The episode spotlights – and, some argue, normalizes – the Filipino-American family for primetime audiences. More than a fish-out-of-water gimmick, the show juxtaposes Rebecca’s experience at the Chan gathering as chill, if not a little crowded (true), with her BFF Paula’s uncomfortable (white) family function. They cast pan-ethnic icon Amy Hill (of All-American Girl fame) as Josh’s mom, who delivers a decent accent epport, then give Josh’s sisters alliterative and uniquely Filipino names (I see you, Jayma and Jastenity). More props: Filipino party scenes means casting Filipino extras. Someone even says talaga, which I’ll roughly translate as “for real, doe.”
Other moments played “mildly racist,” to quote another character, including an ongoing “culturally insensitive” gag around a favorite Filipino dish. I also cringed when Rebecca launched into her Anna and the King-type fantasy of charming the Chans with her white woman literacy. But if this episode signals that mainstream America is ready to be “surrounded by the unconditional love of a hundred Filipinos,” here are five throwback episodes featuring Filipino-American characters for other special occasions. Enjoy!
“A Gift of Friendship”
High-five if you remember this TNBC sitcom. This Christmas episode focuses on resident hustler Al Ramos (played by Dion Basco, of the prolific Basco family), who tries to hide the fact that his family has fallen on hard times. Though his parents are played by Latino actors, Al and his siblings appear positively Pinoy.
Rodgers & Hammerstein’s Cinderella
This multi-culti made-for-TV movie features a fairy tale interracial romance between Brandy’s Cinderella and Fil-Am Prince Christopher, played by the talented Paolo Montalban. Check out the song that had most of 90s tween Americans swooning.
First Day of School
Pretty Little Liars
“Gamma Zeta Die”
ABC Family’s binge-worthy tween drama deviated from the canon when it cast mestiza Shay Mitchell to play bisexual character Emily Woods, originally a strawberry blonde in the book. Emily’s mother is played by actor-singer Nia Peeples, also of Filipino descent.

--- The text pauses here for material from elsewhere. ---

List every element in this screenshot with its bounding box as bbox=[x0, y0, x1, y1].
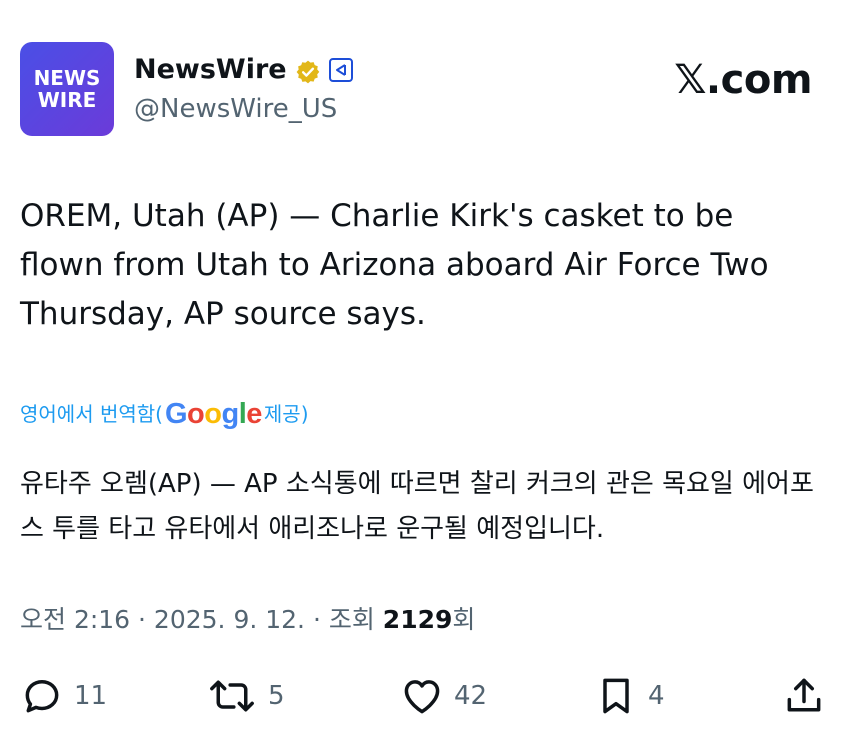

In this supernatural thriller, Chinese-Filipino Sgt. Wu (played by Reggie Lee, also Filipino-American with Chinese ancestry) investigates a Wesen based on one of the most terrifying monsters of my motherland: the baby-eating asuwang. Coincidentally, this happens to be one of my mom’s favorite TV shows.
Barney & Friends
“Happy Birthday Barney!”
90s kids learned how to sing the birthday song in Tagalog from Barney’s friend Min, played by Pia Hamilton (née Manalo). Too bad we still don’t have an apartment on Sesame Street, though.